Em defesa da Resolução 457 do Conama
* Ecio Rodrigues
No final de 2013, ano em que os ideais de sustentabilidade ficaram mais difíceis de ser alcançados na Amazônia (sobretudo em face da ampliação da taxa de desmatamento), entrou em vigor, depois de cumprido o prazo preparatório, a Resolução 457, do Conama, que regulamenta a Lei 9.605/98 no que se refere ao espinhoso tema da destinação e guarda dos animais silvestres apreendidos pela fiscalização estatal.

A aprovação dessa resolução e sua efetiva vigência deveria ser algo a ser comemorado, mas não foi o que aconteceu. As dez organizações da sociedade civil que representam, perante o Conama, o movimento ambientalista das cinco regiões geográficas do país se viram encurraladas diante das equivocadas críticas que lhes foram disparadas. E aí, duas constatações podem ser feitas.

A primeira diz respeito à costumeira ausência de disciplina democrática tupiniquim, já que parece normal pôr em dúvida deliberações aprovadas por colegiados eleitos para tal fim. Vale dizer, é preferível optar pelo simplório caminho do questionamento da legitimidade dos representantes eleitos, do que se envolver nas discussões que culminam na aprovação ou rejeição das propostas.

Já a segunda constatação diz respeito à dificuldade que temos, que deve ser mesmo cultural, em avaliar um quesito crucial às normas – sua exequibilidade. É que a Resolução 457 tenta fornecer alguma condição operacional à Lei 9.605/98, norma que se mostrou, ao ser confrontada com apontadores e estatísticas, mais um daqueles casos de mandamento inexequível e ineficiente.
Para entender melhor: em fevereiro de 1998, os ambientalistas festejaram o advento de uma legislação rigorosa (considerada uma das mais severas do mundo), dispondo sobre a punição de infrações ambientais. A expectativa era a de que a Lei 9.605/98 seria uma verdadeira panaceia, o remédio para a cura de todos os males na área ambiental

Em seu artigo 25, a legislação que criminalizou quase tudo estabeleceu que os animais silvestres apreendidos em ações de fiscalização deveriam ser “libertados em seu habitat ou entregues a jardins zoológicos, fundações ou entidades assemelhadas, desde que fiquem sob a responsabilidade de técnicos habilitados”.
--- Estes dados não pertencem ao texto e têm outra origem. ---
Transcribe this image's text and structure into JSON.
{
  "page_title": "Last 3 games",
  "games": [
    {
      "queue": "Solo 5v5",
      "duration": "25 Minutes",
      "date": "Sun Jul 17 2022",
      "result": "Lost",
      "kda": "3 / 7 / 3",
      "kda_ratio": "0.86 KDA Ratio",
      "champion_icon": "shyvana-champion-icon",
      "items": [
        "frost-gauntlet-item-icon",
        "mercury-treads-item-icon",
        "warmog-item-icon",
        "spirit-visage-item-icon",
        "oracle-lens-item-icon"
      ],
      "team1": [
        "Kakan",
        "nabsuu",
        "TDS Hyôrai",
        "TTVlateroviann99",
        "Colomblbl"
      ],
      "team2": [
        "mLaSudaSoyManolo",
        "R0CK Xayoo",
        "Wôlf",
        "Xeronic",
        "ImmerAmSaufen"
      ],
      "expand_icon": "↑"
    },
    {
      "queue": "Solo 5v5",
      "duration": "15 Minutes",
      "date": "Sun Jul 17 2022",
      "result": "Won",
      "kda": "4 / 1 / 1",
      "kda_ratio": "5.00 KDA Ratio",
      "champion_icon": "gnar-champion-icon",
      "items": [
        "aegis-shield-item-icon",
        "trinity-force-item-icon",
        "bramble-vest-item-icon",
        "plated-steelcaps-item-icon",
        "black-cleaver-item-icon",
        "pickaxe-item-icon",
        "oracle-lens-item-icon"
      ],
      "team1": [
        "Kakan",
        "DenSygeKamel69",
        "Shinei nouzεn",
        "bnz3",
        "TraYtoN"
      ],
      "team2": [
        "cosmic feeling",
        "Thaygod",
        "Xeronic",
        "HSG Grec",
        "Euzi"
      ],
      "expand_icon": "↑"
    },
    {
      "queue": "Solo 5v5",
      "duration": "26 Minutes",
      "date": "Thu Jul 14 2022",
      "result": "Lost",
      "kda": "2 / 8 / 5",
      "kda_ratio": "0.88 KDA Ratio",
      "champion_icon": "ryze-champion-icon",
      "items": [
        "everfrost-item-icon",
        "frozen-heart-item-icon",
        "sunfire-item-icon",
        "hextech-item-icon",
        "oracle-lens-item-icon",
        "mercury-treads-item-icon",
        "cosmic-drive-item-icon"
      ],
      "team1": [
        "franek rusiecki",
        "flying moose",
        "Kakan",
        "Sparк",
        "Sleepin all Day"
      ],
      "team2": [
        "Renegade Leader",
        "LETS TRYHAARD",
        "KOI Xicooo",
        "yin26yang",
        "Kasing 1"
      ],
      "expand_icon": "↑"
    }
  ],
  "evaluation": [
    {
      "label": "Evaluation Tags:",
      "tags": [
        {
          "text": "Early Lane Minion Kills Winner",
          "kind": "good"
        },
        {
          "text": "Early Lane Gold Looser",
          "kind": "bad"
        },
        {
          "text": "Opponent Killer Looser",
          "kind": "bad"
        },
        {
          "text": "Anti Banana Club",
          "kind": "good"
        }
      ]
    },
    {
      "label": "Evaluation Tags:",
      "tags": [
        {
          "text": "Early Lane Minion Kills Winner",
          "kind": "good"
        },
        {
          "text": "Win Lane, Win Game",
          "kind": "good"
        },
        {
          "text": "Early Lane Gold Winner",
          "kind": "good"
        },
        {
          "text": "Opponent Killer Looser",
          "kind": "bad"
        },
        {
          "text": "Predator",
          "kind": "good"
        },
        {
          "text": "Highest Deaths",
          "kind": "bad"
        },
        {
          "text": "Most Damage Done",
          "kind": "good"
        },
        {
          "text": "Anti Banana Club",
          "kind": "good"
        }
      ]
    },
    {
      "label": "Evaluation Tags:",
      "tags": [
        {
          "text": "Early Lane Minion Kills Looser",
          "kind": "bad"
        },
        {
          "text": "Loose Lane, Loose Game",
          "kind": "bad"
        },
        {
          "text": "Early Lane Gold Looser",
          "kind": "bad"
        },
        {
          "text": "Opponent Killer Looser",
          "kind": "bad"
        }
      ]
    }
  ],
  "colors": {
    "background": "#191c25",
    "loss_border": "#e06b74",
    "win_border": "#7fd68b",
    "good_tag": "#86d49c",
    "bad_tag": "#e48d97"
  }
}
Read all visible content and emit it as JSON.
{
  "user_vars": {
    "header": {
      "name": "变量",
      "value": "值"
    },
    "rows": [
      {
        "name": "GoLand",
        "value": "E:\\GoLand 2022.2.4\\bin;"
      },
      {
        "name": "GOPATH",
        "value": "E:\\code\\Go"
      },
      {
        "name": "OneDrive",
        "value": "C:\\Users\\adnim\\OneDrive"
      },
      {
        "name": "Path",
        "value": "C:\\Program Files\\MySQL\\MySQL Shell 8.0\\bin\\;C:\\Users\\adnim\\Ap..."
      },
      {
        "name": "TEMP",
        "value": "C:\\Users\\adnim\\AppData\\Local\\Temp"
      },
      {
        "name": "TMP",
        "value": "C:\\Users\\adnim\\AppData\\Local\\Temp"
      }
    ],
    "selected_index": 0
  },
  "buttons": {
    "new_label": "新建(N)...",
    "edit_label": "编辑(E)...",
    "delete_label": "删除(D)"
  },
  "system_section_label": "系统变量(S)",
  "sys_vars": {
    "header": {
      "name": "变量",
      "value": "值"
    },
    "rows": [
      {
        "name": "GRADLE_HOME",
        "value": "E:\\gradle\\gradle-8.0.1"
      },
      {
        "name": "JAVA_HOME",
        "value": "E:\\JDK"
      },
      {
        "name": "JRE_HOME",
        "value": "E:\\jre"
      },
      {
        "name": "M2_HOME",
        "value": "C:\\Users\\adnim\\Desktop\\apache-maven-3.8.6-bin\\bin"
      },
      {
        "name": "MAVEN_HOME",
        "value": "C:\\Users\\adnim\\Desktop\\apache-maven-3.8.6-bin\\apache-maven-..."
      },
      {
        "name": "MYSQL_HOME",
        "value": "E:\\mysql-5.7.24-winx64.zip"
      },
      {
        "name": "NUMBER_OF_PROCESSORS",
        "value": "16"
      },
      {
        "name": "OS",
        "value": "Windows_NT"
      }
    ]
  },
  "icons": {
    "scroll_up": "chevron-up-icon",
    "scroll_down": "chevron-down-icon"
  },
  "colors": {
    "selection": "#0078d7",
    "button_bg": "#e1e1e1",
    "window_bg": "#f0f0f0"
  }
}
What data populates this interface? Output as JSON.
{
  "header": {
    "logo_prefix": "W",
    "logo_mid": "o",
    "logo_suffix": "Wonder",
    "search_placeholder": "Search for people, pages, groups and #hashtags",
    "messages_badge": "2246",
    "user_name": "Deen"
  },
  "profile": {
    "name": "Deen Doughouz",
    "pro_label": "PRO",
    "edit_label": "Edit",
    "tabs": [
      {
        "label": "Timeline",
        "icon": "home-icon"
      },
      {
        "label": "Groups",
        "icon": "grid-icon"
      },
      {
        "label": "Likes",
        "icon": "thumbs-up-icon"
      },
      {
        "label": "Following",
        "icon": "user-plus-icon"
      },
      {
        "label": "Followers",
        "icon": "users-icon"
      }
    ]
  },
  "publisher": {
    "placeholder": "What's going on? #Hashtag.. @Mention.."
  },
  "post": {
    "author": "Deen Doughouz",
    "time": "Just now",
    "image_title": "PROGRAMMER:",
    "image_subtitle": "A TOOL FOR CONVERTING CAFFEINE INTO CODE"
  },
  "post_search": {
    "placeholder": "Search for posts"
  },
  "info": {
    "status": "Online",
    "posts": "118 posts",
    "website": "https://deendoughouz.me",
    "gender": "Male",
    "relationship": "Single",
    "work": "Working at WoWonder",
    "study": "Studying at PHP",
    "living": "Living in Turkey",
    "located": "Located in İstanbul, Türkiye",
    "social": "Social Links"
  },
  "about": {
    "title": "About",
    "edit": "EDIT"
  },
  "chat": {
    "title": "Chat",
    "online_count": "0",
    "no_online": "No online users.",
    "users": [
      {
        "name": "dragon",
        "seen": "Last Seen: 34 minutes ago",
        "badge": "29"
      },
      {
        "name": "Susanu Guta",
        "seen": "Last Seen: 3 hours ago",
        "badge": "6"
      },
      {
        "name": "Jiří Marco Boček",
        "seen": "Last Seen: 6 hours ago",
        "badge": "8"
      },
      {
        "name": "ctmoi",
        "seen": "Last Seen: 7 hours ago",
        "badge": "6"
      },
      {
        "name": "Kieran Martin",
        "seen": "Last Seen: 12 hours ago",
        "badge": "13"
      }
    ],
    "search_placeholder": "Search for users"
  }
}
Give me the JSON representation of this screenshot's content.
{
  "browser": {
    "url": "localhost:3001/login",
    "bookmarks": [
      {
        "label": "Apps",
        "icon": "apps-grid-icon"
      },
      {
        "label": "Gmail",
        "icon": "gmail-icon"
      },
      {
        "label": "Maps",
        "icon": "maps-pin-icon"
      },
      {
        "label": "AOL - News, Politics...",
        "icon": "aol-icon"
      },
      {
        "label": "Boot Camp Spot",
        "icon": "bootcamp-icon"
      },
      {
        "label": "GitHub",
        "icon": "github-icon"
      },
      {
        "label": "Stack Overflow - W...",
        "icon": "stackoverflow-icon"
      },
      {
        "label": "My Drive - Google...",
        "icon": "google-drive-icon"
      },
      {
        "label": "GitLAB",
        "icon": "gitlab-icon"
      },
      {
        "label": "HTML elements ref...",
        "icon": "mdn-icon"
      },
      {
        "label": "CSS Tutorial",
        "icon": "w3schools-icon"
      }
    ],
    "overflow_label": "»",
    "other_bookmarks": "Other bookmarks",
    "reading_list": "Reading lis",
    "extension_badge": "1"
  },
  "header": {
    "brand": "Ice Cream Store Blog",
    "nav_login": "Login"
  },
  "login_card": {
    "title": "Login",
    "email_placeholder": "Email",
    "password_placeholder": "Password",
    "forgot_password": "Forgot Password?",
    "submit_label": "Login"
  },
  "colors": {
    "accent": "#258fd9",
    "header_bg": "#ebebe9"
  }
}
Como são raros os casos em que zoológicos se dispõem a aceitar tal incumbência, e como as ditas “entidades assemelhadas” simplesmente não existem (ainda mais contando com os serviços do aludido profissional habilitado), a única saída passou a ser a devolução do animal ao meio ambiente – algo igualmente complexo, que deixava os policiais e bombeiros sem saber como proceder. Assim, uma longa fila de espera acabou se formando, e os bichos confiscados se transformaram num grande transtorno.

Passaram-se quase 15 anos sem que se atentasse para o óbvio: esse tipo de destinação não estava dando certo. O resultado, outra vez óbvio, é que os objetivos da norma, ou seja, a salvaguarda dos animais, estavam longe de ser cumpridos.

Foi nesse mato sem cachorro (com o perdão do trocadilho) que o Conama teve a ousadia de intervir, reconhecendo que, num país onde faltam hospitais, a edificação de centros de tratamento para animais silvestres apreendidos, como reivindicam os ambientalistas ortodoxos, não poderia ser uma prioridade. Assim, após um longo período de estudos e debates em torno da questão, foi aprovada a Resolução 457, que permite que particulares interessados se habilitem para a adoção dos animais apreendidos.

A normativa, é certo, não irá resolver o problema, mas possibilitara que novos procedimentos sejam testados e avaliados no futuro. Ainda está contaminada por precauções inúteis e exageros burocráticos que deverão vir a ser eliminados, como a exigência de Anotação de Responsabilidade Técnica, a questionável ART, que não serve para muita coisa, mas atrapalha bastante.

A fauna silvestre, em especial a amazônica, é tratada pelas normas sob alto grau de insensatez. Bom senso, esse o principal mérito da Resolução 457.

* Professor da Universidade Federal do Acre (Ufac), Engenheiro Florestal, Especialista em Manejo Florestal e Mestre em Economia e Política Florestal pela Universidade Federal do Paraná (UFPR) e Doutor em Desenvolvimento Sustentável pela Universidade de Brasília (UnB).